Even if the arrears are 50% his responsibility, he's up against the big boys who are able to throw every trick in the book at him to get him out.  As far as I'm concered he did what they asked and they hoodwinked him by appointing the receiver. They didn't even inform him.


----------



## Brendan Burgess (23 Dec 2016)

Bronte said:


> Why should he pay the arrears if the bank told him that they might recapitalise, which is what he apparently wants. Will paying the arrears stop the receiver.



The balance on his mortgage is €330k and the arrears are €10k. If he does not pay the arrears, he remains in arrears and still owes €330k.

If he pays the arrears, they are cleared and the the €330k is reduced to €320k.  There is no downside to paying what he owes.

There are plenty of upsides. In his conversations and in any future legal/FSO case, he will have a Receiver in place in an account which is not in arrears. That will look good for him and bad for the banks. 

Paying off the arrears does not stop the Receiver. Only the bank can pull the Receiver. And they probably won't do even if he pays the arrears. But they might. 




Bronte said:


> The fact the bank is also responsible for his original arrears means they should be accommodatiog surely. They certainly have been giving him the run around.

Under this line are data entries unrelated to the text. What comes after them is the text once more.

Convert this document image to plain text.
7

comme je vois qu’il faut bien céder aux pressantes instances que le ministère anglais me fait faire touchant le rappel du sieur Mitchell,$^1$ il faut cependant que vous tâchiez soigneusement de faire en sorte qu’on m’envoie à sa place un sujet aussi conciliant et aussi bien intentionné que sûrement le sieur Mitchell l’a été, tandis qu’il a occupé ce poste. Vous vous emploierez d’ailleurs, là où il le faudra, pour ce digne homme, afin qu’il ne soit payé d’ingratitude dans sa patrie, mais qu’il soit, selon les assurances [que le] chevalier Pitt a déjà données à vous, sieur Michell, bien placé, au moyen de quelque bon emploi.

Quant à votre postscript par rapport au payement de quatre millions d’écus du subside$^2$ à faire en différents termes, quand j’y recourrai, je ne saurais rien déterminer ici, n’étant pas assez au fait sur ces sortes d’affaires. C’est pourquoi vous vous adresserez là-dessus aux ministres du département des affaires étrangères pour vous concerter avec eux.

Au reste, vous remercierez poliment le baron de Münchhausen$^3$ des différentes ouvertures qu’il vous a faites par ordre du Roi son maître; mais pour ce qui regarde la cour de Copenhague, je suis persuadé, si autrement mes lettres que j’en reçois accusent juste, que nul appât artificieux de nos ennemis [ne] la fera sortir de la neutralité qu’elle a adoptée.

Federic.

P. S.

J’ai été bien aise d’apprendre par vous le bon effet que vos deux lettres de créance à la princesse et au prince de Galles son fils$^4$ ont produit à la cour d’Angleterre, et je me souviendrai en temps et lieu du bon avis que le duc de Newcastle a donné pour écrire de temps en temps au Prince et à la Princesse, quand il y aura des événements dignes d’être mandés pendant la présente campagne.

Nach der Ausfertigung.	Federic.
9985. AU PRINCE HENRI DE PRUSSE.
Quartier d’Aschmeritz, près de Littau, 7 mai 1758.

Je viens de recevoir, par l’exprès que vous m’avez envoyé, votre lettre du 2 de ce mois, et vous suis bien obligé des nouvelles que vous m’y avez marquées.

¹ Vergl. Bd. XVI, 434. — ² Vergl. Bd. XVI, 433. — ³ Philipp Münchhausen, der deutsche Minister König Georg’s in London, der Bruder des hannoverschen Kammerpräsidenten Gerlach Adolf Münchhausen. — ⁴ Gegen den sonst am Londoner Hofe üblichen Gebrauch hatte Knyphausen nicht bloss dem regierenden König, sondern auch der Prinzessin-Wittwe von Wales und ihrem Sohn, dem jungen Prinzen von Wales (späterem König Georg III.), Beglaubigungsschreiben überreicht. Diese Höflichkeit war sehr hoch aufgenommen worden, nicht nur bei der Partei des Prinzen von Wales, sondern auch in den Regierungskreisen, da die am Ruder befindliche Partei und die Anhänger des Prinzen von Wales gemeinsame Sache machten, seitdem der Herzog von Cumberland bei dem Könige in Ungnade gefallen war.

Not quite. He did not pay his  mortgage for 7 months.   He knew he wasn't paying it. He knew that arrears were accumulating.  He is at least 50% to blame.  It's possible that he is only taking the matter seriously now because a Receiver has been appointed. 



Bronte said:


> Is the CCMA a big document. Would an ordinary poster on here be able to grapple with that? Is the appointment of the receiver incorrect legally because of the CCMA?



For most people it's readable. 

If they appointed a Receiver without going through the MARP, then he would have a good case for telling the bank to pull the Receiver and he might well succeed in any court case or FSO case. 

Kieran 

You need to read the CCMA. 
You need to read the mortgage contract. 
You need to clear the arrears 
You need to get legal advice.   I suggest that New Beginnings would be worth talking to as they understand all these issues. 

Brendan


----------



## Johnsoner (10 Jan 2017)

Kiaran, It seems like an unfortunate situation you have found yourself in. Do you mind me asking who the Receiver is? Most Receivers will at least go back to the chargeholder once the borrower tells them in writing that they have paid off the arrears after the appointment of a Receiver. In the case of the national banks they will then stand down the Receiver but given you are on a tracker and the fact that this is an investment fund I feel it is unlikely in these circumstances but as Brendan says not unheard of if you have a good safe job and a solid background. They may also look to discharge the Receiver but switch your tracker to a variable mortgage.

You should also look to get help from local accountant or financial advisor or new beginnings who will at the very least help to stall the process for another year.


----------



## kieranmcs39 (13 Jan 2017)

Hi Johnsoner. Thanks for your contact. Yes it really has been unfortunate. The Receiver is Deloitte. I've contacted my local solicitor . 

The case administrators who link to fund asked last week for my solicitor to confirm it was our PPR - that letter has just gone to them. I have been in constant contact with them and am waiting a call back to the case manager this morning . 

On the arrears can I ask - do I just lodge them- I was going to ask this to the case manager this morning - I'm also waiting to hear from solicitors as I'm not sure do they go to receiver or do I lodge direct to my mortgage account. 

The case administrator asked me to write an appeal letter+get the solicitors letter (above)- they told me these both get sent back to the original fund decision making credit committee internally - to ask for Receiver to be stood down, but no guarantee.

Local solicitor is fine (they dealt with original purchase and I know them) - so I had just contacted them before Brendan's post and contact details of New Beginnings.

I don't know now at this stage do I switch the case as New Beginnings have a financial/legal mix compared to my local solicitor.

Regards

Kieran


----------



## TLO (13 Jan 2017)

Okay, am slightly out of my depth on this one, but my instinct suggests:

1)  Have your solicitor write to Deloitte, advising that the PPR status makes their appointment invalid, and insist that Deloitte stand themselves down, and threaten the usual "hell and damnation" that solicitors threaten.
2)  In light of Deloitte's appointment being invalid, I wouldn't pay them anything.  Just pay directly into your mortgage account to bring it up to date.
3)  This is more a legal matter than a financial one.  If your own solicitor is up to the job I would stick with s/he and not confuse things further by bringing New Beginnings in.

Chances are that if Deloitte are formally made aware of the PPR status then they will discharge themselves.  And with the mortgage account up to date decisions by the fund's credit committee become irrelevant.


----------